Review< Zurück 21.08.2009
Von Ahmed Abdalla
Geschichtsschreibung einmal anders. Quentin Tarantinos neuester Film lehnt sich weit aus dem Fenster und behandelt diesmal den 2. Weltkrieg. 'Inglorious Basterds' ist ein brutales und blutiges Kriegsmärchen, von dem man sich irgendwie wünscht, dass es wirklich passiert wäre.
Nach 6 Filmen muss man den Stil von Tarantino bereits kennen und nicht genauer erläutern. Jeder seiner Filme trägt die unverkennbare Handschrift des Kult-Regieseurs. Das gleiche gilt auch für sein neuestes Meisterwerk Inglourious Basterds. Wer nicht auf übertriebene Brutalität und Gewalt steht, wer mit extrem langen Dialogen und unzähligen intertextuellen Verweisen auf die Filmgeschichte nichts anfangen kann, oder wer sich nicht an ausgefallener Filmmusik und verspielten Kameraeinstellungen erfreuen kann, der sollte sich ihn nicht anschauen. Für den Rest, unter anderem natürlich die unzähligen Tarantino-Jünger, ist der Film ein absolutes Muss. Inglourious Basterds überzeugt auf allen Ebenen, ganz vorweg die überragende, geniale und unglaubliche Leistung von Christoph Waltz, der zu Recht für diese Performance die Goldene Palme von Cannes gewonnen hat.

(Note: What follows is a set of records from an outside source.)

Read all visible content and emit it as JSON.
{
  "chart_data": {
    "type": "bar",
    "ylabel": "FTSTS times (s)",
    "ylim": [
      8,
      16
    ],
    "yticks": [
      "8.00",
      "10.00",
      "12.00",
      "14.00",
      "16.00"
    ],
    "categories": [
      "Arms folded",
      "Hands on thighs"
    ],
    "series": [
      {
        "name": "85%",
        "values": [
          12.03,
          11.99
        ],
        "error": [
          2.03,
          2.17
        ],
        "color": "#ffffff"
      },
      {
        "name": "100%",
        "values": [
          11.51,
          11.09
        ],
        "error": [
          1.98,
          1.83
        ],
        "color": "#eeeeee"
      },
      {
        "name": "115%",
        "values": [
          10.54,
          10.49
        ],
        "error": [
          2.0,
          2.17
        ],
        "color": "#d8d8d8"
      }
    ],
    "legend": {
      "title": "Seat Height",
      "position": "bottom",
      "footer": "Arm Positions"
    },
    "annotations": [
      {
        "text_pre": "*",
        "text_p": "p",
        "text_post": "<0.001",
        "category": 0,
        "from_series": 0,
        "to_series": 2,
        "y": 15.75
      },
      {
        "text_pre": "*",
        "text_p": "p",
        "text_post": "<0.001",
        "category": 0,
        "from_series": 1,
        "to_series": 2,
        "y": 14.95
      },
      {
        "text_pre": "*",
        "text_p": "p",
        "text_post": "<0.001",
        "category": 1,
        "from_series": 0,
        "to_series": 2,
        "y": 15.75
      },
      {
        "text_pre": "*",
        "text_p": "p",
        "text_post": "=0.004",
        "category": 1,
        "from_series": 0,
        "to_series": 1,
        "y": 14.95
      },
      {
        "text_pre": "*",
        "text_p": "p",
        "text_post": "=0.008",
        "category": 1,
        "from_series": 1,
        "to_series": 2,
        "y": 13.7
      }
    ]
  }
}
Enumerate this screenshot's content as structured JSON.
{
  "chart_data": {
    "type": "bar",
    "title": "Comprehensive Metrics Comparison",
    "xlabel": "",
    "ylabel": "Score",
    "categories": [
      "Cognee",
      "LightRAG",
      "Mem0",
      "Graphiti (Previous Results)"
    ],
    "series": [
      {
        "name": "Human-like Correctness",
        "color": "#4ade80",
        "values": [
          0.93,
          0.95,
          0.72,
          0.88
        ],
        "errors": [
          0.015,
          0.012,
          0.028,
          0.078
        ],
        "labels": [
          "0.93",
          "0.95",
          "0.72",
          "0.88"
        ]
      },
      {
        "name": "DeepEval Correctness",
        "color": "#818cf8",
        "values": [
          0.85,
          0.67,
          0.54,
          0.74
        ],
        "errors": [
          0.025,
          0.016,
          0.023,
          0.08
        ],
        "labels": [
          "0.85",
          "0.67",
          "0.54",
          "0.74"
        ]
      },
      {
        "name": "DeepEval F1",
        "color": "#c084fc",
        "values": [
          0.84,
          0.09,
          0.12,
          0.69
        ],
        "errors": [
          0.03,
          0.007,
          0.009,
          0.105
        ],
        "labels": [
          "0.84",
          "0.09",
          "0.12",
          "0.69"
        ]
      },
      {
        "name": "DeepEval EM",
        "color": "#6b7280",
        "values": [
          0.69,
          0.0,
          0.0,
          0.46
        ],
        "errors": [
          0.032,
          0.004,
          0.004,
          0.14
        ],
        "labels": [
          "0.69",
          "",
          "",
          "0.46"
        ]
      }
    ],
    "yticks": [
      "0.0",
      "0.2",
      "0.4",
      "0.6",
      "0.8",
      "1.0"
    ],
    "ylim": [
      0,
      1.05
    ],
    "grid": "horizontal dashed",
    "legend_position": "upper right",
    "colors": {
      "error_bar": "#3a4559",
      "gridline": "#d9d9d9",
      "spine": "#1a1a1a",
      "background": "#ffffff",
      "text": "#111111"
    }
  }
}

"Es war einmal im nazibesetzen Frankreich..." mit diesen Worten startet Tarantinos brutales Kriegsmärchen, das von Shosanna Dreyfus (Mélanie Laurent) erzählt, die beobachten musste wie der Judenjäger Oberst Hans Landa (Christoph Waltz) ihre ganze Familie hinrichtet. Währenddessen startet Leutnant Aldo Raine (Brad Pitt) mit einer Gruppe jüdisch-amerikanischer Soldaten eine brutale und blutige Hetzjagd auf die Nazis. Ihre Mission ist einfach: töte so viele Nazis wie möglich. Die beiden Handlungen verlaufen sich im Untergrund und treffen sich in einem kleinen Kino in Paris wieder. Shosanna hat ihren Namen geändert und ist die Besitzerin des Kinos, in dem der Film "Der Stolz der Nation" unter anderem vor Göbbels und dem Früher persönlich Premiere feiern soll. 400 Nazis in einem Kinosaal, der perfekte Ort für Rache und der perfekte Ort, den Krieg in einem gloreichen Showdown zu beenden - zumindest in dem Märchen von Quentin Tarantino.
Tarantino sagt über den Schreibprozess bei Inglourious Basterds: "Ich hatte keine Idee, was passieren würde, als ich mich zum ersten Mal zum Schreiben hinsetzte. Ich denke, eines der Dinge, die mich als Drehbuchschreiber auszeichnen, ist meine ungezügelte Vorstellungskraft [...] Ich habe immer die Freiheit genossen, meinen Charakteren dorthin zu folgen, wo sie hinwollen, aber hier kam ich an eine Straßensperre, die von der Geschichte selbst errichtet worden war. [...] Dann traf mich die Erkenntnis, dass meine Charaktere nicht wissen, dass sie Teil der Geschichte sind; und dass sie nicht wissen, wie die Dinge sich entwickeln werden. Meine Charaktere können die Geschichte ändern, und was in meinem Film passiert, geschah nicht in der realen Welt, weil meine Charaktere nicht exisiterten. Aber wenn sie existiert hätten, hätte dies sehr wohl passieren können." (Independent, 23 Juli 2009)
Die Castingliste von Inglourious Basterds liest sich wie die Gästeliste von Wetten, dass...?: Angefangen von Brad Pitt über Daniel Brühl, Gedeon Burkhard, Diane Kruger und last but not least Til Schweiger, der als Hugo Stiglitz nicht viel zu sagen hat, aber mit messerscharfen Argumenten zu überzeugen weiß. Wetten, dass dieser Film Kult wird?
Ein paar unnötige Details zum Schluss. Bei den Postern von Inglourious Basterds wurde in der deutschen Version ein wenig der Zensurstift angesetzt, denn das erste "O", welches einem Einschussloch ähnelt, ist im Original ein Hakenkreuz. Der Film hat seinen Namen vom Film Inglorious Basterds von Enzo G. Castellari aus dem Jahr 1978. Tarantino hat deshalb extra einen Rechtschreibfehler in seinen Film eingebaut um sich von dem Original zu distanzieren.